Esophagus to Small Intestine
The efficacy of peroral endoscopic myotomy versus pneumatic dilation as treatment for patients with achalasia suffering from persistent or recurrent symptoms after laparoscopic Heller myotomy: A randomized clinical trial
Background and aims: For patients with achalasia experiencing persistent or recurrent symptoms after laparoscopic Heller myotomy (LHM), pneumatic dilation (PD) is the most frequently used treatment. Peroral endoscopic myotomy (POEM) is increasingly being investigated as rescue therapy. This study aimed to determine the efficacy of POEM versus PD for patients with persistent or recurrent symptoms after LHM.
Methods: This randomized multicenter controlled trial included patients after LHM with an Eckardt score > 3 and substantial stasis (≥ 2 cm) on timed barium esophagogram and randomized to POEM or PD. The primary outcome was treatment success, defined as an Eckardt score of ≤ 3 and without unscheduled retreatment. Secondary outcomes included the presence of reflux esophagitis, high-resolution manometry, and timed barium esophagogram findings. Follow-up duration was 1 year after initial treatment.

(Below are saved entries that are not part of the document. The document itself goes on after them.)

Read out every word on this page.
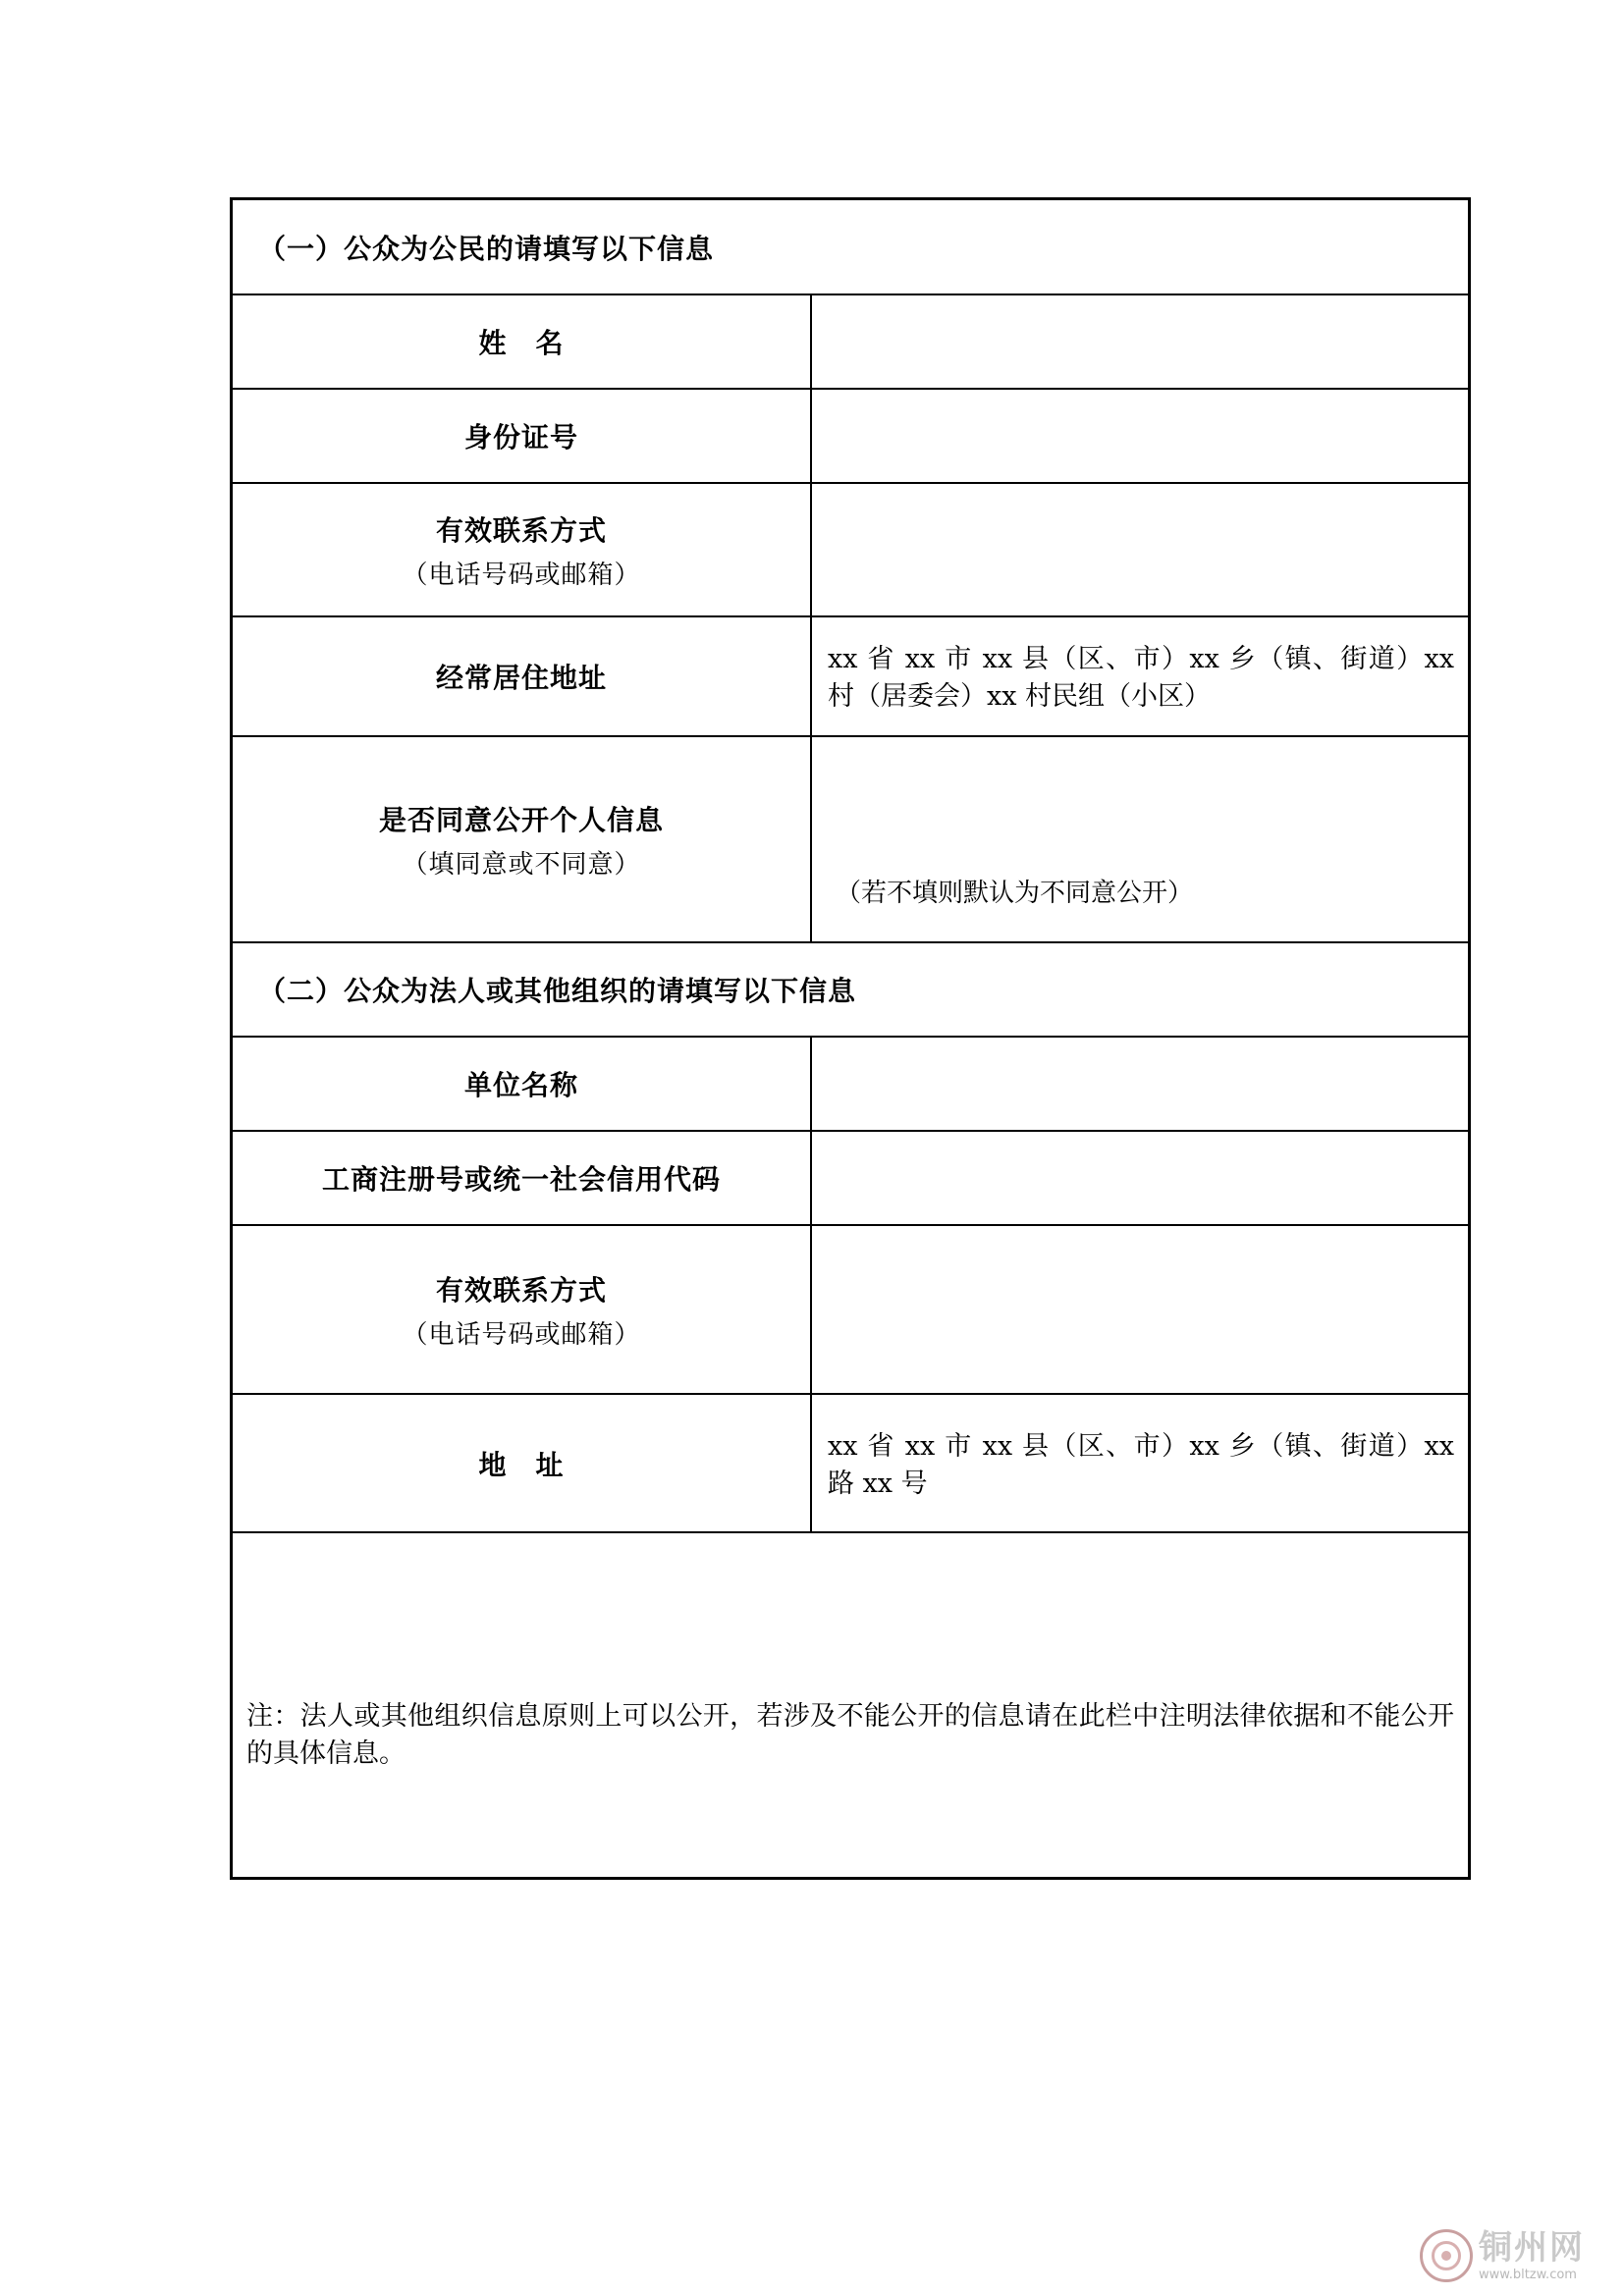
（一）公众为公民的请填写以下信息
姓　名
身份证号
有效联系方式
（电话号码或邮箱）
经常居住地址
xx 省 xx 市 xx 县（区、市）xx 乡（镇、街道）xx 村（居委会）xx 村民组（小区）
是否同意公开个人信息
（填同意或不同意）
（若不填则默认为不同意公开）
（二）公众为法人或其他组织的请填写以下信息
单位名称
工商注册号或统一社会信用代码
有效联系方式
（电话号码或邮箱）
地　址
xx 省 xx 市 xx 县（区、市）xx 乡（镇、街道）xx 路 xx 号
注：法人或其他组织信息原则上可以公开，若涉及不能公开的信息请在此栏中注明法律依据和不能公开的具体信息。
铜州网
www.bltzw.com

Results: 90 patients were included. POEM had a higher success rate (28/45 patients [62.2%]) than PD (12/45 patients [26.7%]; absolute differ-ence, 35.6%; 95% confidence interval [CI]: 16.4−54.7%; p = 0.001; odds ratio = 0.22; 95% CI: 0.09−0.54; relative risk for success = 2.33; 95% CI: 1.37−3.99). Reflux esophagitis was not significantly different between POEM (12/35 [34.3%]) and PD (6/40 [15%]). Basal lower esophageal sphincter pressure and integrated relaxation pressure (IRP-4) were significantly lower in the POEM group (p = 0.034; p = 0.002). Barium column height after 2 and 5 minutes was significantly less in patients treated with POEM (p = 0.005; p = 0.015).
Conclusions: Among patients with achalasia experiencing persistent or recurrent symptoms after laparoscopic Heller myotomy, peroral endo-scopic myotomy resulted in a significantly higher success rate than pneumatic dilation, with a numerically higher incidence of grade A−B reflux esophagitis.